To be fair, Freya does grow throughout the book. She learns that she really should have been paying attention to the rules of court if she wants to survive there. And she begins to learn that there are people in the city with larger problems than “my dad wants me to go to a party and I don’t wanna.” Readers will likely want to cheer her along her journey because she comes across as such an underdog. As twenty-third in line to the throne and a teenager, she’s really like a lamb being thrown to the wolves. She assumes she can trust other people in the court to attend to matters that they are supposed to know more about. She has to find out the hard way that there’s a difference between relying on others’ knowledge and being negligent.
But I didn’t pick up this book for Freya; I wanted a book with court intrigue. In this regard, Long May She Reign did a decent, if not spectacular job. We do see some of the inner workings of court politics and those politics make more sense than most of the politics I see in YA. I’m still wondering why Freya has so much free time and freedom to go sneaking around the castle and the city–with a man!–(doesn’t she have…laws to read and sign off on? or something?) and I didn’t find the ending overly convincing. (It assumes that the populace is ignorant and susceptible, which seems odd.

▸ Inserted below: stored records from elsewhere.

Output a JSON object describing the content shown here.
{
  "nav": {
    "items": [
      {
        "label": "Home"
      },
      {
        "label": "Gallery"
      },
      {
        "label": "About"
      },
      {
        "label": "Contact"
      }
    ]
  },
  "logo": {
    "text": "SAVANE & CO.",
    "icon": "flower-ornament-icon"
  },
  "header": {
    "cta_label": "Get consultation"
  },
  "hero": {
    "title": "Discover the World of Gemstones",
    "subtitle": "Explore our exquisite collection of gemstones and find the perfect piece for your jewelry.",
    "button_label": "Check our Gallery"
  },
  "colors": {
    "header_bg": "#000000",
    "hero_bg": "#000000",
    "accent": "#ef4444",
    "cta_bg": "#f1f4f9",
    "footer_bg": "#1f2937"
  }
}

I didn’t get the general impression that science was something that could easily delude scores of people, many of whom are educated. Unless we are supposed to accept the implied explanation that religious people are…dumb and not interested in science?) However, I recognize that most readers of YA don’t share my enthusiasm for logical plots, so I don’t think these attributes will hurt the story for the general reader.
Long May She Reign is a fairly standard YA fantasy. It features a typical “different than the others” heroine, a romance that falls into tropes towards the end, and an over-simplified vision of politics. Still, it’s not a bad way to spend a few days.